Nicht im Sinne eines «Selbstoptmieriungswahn» oder einer überheblichen Philanthropie heraus- sondern in dem Sinn, dass wir jede Voraussetzung haben (könnten), die es braucht, um ein Leben in Erfüllung, Freude, Mitgefühl, Liebe, Gesundheit und Zufriedenheit zu führen. Nicht jeder hat diese Chancen und wir sollten sie nicht an Selbstzweifel, Neid, Zerstörung, Kampf und Mangel heraus vergeuden.

Nehmen wir doch dankbar die Chancen, an die wir haben, packen sie beim Schopf und machen das Bestmöglich daraus. Denn wenn wir die bestmöglichen Menschen sind, die wir sein können, holen wir das Beste aus uns heraus, und können all unsere Fähigkeiten und Schöpferkraft auch für Dinge einsetzen, die anderen helfen, andere weiterbringen, anderen mehr Chancen geben können. 

 

Finde den Entspannungs-Schalter in deinem Körper

So nun aber wirklich zu den Parasympathikus-Tricks, die wir aus der Yoga-Kiste zaubern können.

Pranayama: Ja, mamma! 

Die Atmung ist der einzige Zugang, den wir zu unserem vegetativen Nervensystem haben, denn sie können wir bis zu einem gewissen Teil mitsteuern und kontrollieren. Sie spielt also auch eine seeeeeehr grosse Rolle, wenn wir uns in den parasympathischen Zustand bringen wollen: Entspannung kannst du dir mit der richtigen Atemtechnik also quasi auf Knopfdruck holen.

Atme dafür z.B. einfach nur schon länger aus als du einatmest. Versuche auch ganz tief bis ins Zwerchfell hinein zuatmen (die Bauchdecke hebt sich dabei beim Einatmen an, und senkt sich beim Ausatmen). 

 

Ooooooooohmmmmm-mann ist das clever!

Jap, der OHM Ton kommt nicht von irgendwo: mit der Virbration, die wir damit im Körper erzeugen, stimulieren wir den VAGUS NERV
DAS ist der wahre “Wunderknabe”, wenn es ums Nervensystem und die Entspannung bzw. alles parasympathische geht.

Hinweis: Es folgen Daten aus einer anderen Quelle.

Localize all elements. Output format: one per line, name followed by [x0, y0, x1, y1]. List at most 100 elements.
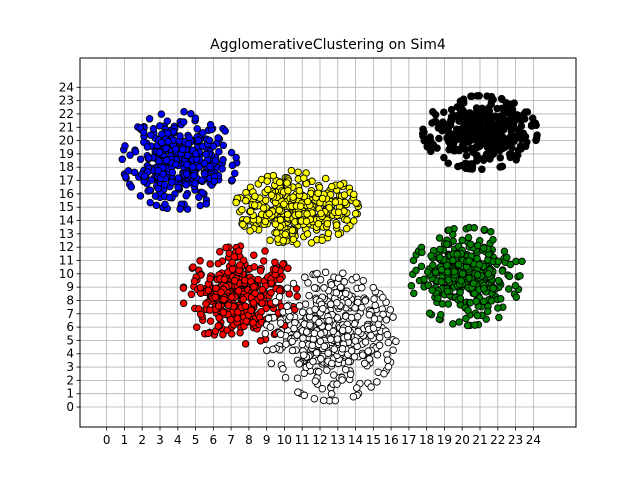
data-point — [310, 284, 319, 292]
data-point — [267, 288, 275, 297]
data-point — [459, 132, 468, 140]
data-point — [352, 273, 361, 281]
data-point — [453, 250, 461, 259]
data-point — [306, 321, 314, 329]
data-point — [192, 150, 200, 158]
data-point — [347, 313, 356, 322]
data-point — [284, 186, 292, 195]
data-point — [417, 262, 426, 271]
data-point — [506, 260, 515, 269]
data-point — [284, 264, 292, 273]
data-point — [319, 396, 328, 405]
data-point — [435, 234, 444, 242]
data-point — [233, 314, 242, 323]
data-point — [317, 355, 325, 363]
data-point — [452, 129, 461, 137]
data-point — [468, 165, 477, 173]
data-point — [296, 202, 305, 210]
data-point — [179, 299, 188, 308]
data-point — [326, 335, 335, 344]
x-tick-label: 12 — [312, 433, 327, 447]
data-point — [334, 208, 343, 217]
data-point — [351, 304, 359, 312]
data-point — [216, 247, 224, 256]
data-point — [474, 141, 482, 149]
data-point — [470, 289, 479, 298]
data-point — [220, 295, 228, 304]
data-point — [191, 114, 200, 122]
x-tick-label: 18 — [419, 433, 434, 447]
data-point — [358, 283, 366, 292]
x-tick-label: 24 — [526, 433, 541, 447]
data-point — [332, 288, 341, 297]
y-tick-label: 5 — [66, 333, 74, 347]
data-point — [374, 320, 383, 329]
data-point — [503, 253, 511, 262]
data-point — [379, 293, 387, 302]
data-point — [256, 337, 265, 345]
data-point — [162, 144, 170, 153]
data-point — [289, 193, 297, 201]
data-point — [281, 373, 290, 382]
y-tick-label: 24 — [59, 80, 74, 94]
data-point — [308, 341, 317, 350]
data-point — [384, 338, 393, 347]
data-point — [241, 340, 250, 348]
data-point — [144, 154, 153, 162]
data-point — [127, 183, 136, 191]
data-point — [163, 117, 172, 125]
data-point — [444, 276, 453, 284]
plot-frame — [79, 57, 577, 428]
data-point — [344, 357, 353, 366]
data-point — [149, 125, 158, 133]
data-point — [140, 172, 149, 180]
data-point — [436, 253, 444, 262]
data-point — [143, 143, 152, 151]
data-point — [469, 279, 478, 288]
data-point — [502, 103, 511, 112]
data-point — [506, 153, 515, 162]
data-point — [250, 263, 259, 271]
data-point — [261, 217, 270, 226]
data-point — [318, 236, 326, 244]
data-point — [498, 144, 507, 153]
data-point — [267, 359, 276, 368]
data-point — [327, 390, 336, 398]
data-point — [353, 312, 362, 321]
data-point — [287, 166, 296, 175]
data-point — [298, 308, 307, 316]
data-point — [282, 340, 290, 348]
x-tick-label: 7 — [227, 433, 235, 447]
data-point — [478, 165, 486, 174]
data-point — [242, 196, 250, 205]
data-point — [187, 290, 196, 299]
data-point — [200, 159, 209, 168]
data-point — [484, 117, 493, 125]
data-point — [434, 294, 442, 302]
data-point — [154, 166, 162, 175]
data-point — [511, 281, 520, 290]
data-point — [283, 210, 292, 219]
data-point — [206, 162, 214, 171]
data-point — [314, 220, 323, 228]
data-point — [309, 357, 317, 366]
data-point — [353, 384, 361, 392]
data-point — [228, 258, 236, 267]
data-point — [210, 177, 218, 186]
data-point — [339, 269, 347, 277]
data-point — [351, 209, 360, 218]
data-point — [450, 267, 459, 276]
data-point — [241, 302, 250, 310]
data-point — [315, 318, 323, 327]
data-point — [304, 279, 312, 287]
data-point — [483, 307, 492, 316]
data-point — [375, 333, 384, 342]
data-point — [440, 153, 448, 162]
data-point — [499, 125, 508, 134]
y-tick-label: 3 — [66, 360, 74, 374]
data-point — [250, 201, 259, 209]
data-point — [500, 247, 509, 256]
x-tick-label: 21 — [472, 433, 487, 447]
data-point — [340, 191, 349, 199]
data-point — [190, 277, 199, 286]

Das ist der 10.Gehirnnerv – davon habe ich dir oben schon mal etwas erzählt – und er «wandert» (daher auch der Name «vagus» = wandernd (lat.)) ohne grosse Zwischenschaltung zu sämtlichen Organen und eben auch an den Stimmbändern vorbei.

Nur schon ein Summen, egal ob mit oder ohne ohm, wirkt beruhigend auf unseren Körper. 

Übrigens: Weitere VAGUS-Häcks sind zum Beispiel auch lautstarkes Singen (nicht nur mildes summen), Selbstmassage entlang des Hals-/Schlüsselbeinbereichs, ebenso wie Drehungen des Kopfs, auch mal Gegenstände in der Ferne mit den Augen fokussieren (Die Stimulation von Nerven, wie dem Sehnerv, regen auch den in der Nähe liegenden Vagusnerv an) und z.b. Kaltes duschen!

 

Lass es raus!

Bewegung hilft dir, Stress abzubauen. Einfach mal Dampf ablassen und all diese angestaute Stress-Energie rauslassen! 

Wenn du schon mal eine verschwitzt-intensive Yogastunde gemacht hast, weisst du dass das eben auch Yoga ist wenn wir mal so richtig einheizen, Kraft, Balance, Koordination üben uns mal unseren Alltag schön auf den Kopf stellen (zum Teil wortwörtlich). Dann spürst du so richtig schön dein Körper. Und das ist doch ein tolles Gefühl, nicht? Nehmen wir unsere Energie und Vitalität nicht vor allem durch und dank unserem Körper wahr? 

Ja, da sind wir dann im Symphatikus, also in der Aktivierung. Doch darin liegt ja eben das Geheimnis der Balance und Ausgeglichenheit: es braucht beides und wir können so wieder mehr ein Gefühl bekommen, was wir gerade brauchen.

Wir lernen wieder hinzuhören und können so mehr und mehr unserem Körper wieder das geben, was er braucht, damit er für unseren Geist das bestmögliche Zuhause sein kann. 

((Natürlich, gibt es dann noch eine riesige Palette an Entspannungsübungen im Yoga, die Balsam für unsere Nerven und super parasympathisch sind. Ich wollte für diesen Zweck einfach diesen Punkt auch noch hervorheben, um dir zu zeigen, das eben ganz viel im Yoga Platz hat.))

 

So jetzt verrate mir doch mal: habe ich einen NERV getroffen mit diesem Input hier? Brauchst auch du mehr Entspannung und Parasympthisches in deinem Leben?